Cat Mutiny
I’ve been eating healthier than the average American for years and years. I stopped cooking processed foods thirty years ago when I realized the effect food colorings, preservatives, and additives had on my children’s ADHD and allergies. Eating better wasn’t good enough. Eating well, really well, took effort and discipline.
I struggled with my diet for years in an effort to battle auto-immune disease. I finally discovered what foods fed Candida and that I was sensitive to gluten. I’m sure I have celiac disease, but I have no intention of spending a few thousand dollars to confirm the diagnosis through conventional means. Why should I go through a biopsy when I know every time I eat gluten I break out in weeping sores and suffer from muscle and joint pain? Obviously gluten and I don’t get along.
So I’ve really cleaned up my diet. And because I eat so well and have eaten so well for so many years, processed foods and fast foods don’t taste good to me. The more I eat organic fresh fruits and veggies, the more anything else is second best—a far second. But this is only true because I don’t eat junk foods. The truth is, bad food and junk food, is truly addictive.
Recently our cats have reminded us how cheap bad foods crowd out the desire to eat well. We raised our cats on a clean, raw diet. Their typical fare was Bell and Evans ground turkey mixed with a little quinoa, spinach, carrots, eggs and eggshells, and a few other veggies thrown in. They loved it, so much so, we had to train them not to attack our hands as we lowered their bowls to the floor. Then they growled at one another and at us if we were stupid enough to try and pick the bowl back up.

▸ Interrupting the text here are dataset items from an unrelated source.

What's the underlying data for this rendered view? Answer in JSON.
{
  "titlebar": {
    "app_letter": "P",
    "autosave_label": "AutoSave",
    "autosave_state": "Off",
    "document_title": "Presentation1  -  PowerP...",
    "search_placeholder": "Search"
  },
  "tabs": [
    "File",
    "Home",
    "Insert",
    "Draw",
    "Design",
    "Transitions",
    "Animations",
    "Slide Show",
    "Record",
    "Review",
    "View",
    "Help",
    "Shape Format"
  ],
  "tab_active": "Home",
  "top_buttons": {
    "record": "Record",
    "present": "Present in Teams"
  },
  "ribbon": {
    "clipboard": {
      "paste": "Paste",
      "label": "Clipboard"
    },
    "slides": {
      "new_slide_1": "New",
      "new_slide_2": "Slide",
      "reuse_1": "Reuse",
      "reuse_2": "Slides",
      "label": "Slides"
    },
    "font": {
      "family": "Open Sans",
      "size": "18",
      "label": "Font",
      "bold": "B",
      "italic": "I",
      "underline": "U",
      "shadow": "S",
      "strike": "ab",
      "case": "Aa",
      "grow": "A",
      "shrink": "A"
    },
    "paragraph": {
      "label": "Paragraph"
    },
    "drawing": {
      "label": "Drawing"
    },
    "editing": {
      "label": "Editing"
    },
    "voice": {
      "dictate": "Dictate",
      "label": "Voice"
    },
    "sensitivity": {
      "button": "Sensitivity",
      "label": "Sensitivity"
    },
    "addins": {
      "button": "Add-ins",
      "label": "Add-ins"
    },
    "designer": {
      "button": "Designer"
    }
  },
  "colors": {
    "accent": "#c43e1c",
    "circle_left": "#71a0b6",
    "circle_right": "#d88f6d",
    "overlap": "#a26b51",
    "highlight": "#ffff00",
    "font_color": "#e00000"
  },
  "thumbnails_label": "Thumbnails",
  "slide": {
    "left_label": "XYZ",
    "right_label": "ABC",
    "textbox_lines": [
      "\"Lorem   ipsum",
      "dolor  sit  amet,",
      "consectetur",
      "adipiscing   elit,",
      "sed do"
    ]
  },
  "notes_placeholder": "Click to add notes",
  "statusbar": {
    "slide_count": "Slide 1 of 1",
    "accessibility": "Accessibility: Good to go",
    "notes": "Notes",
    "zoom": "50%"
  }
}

But our indoor/outdoor kitties started eating junk food. We have a neighbor who feeds her cat regular kibble and leaves the bowl outside. So our cats have started eating out. And now, they have little interest in anything we try to feed them, even plain raw or cooked meat or fish. They sniff at their bowl and reject their food, going so far as to scratch the floor as if they could bury the offensive offering. So we bought a bag of organic kibble and they ate a little, then rushed outside to raid the neighbor’s bowl.
Now their health is suffering. Taz is chronically constipated. Both she and Jazz are copiously shedding for the first time in their lives. Obviously, an intervention is in order.
A recent study showed that rats fed a healthy diet and later fed junk food would rather starve than go back to eating a healthy diet.
This is such a reminder to us about the addictive nature of processed foods. If we give in to our children’s demands to eat fast foods, candy, sodas, and other junk foods—even as a rare treat, we are training their palates. We are toying with addiction. We are making food that is bad for them, deadly for them, a reward.
We deserve the best food. Our children deserve the best food. And so do our pets-100% of the time.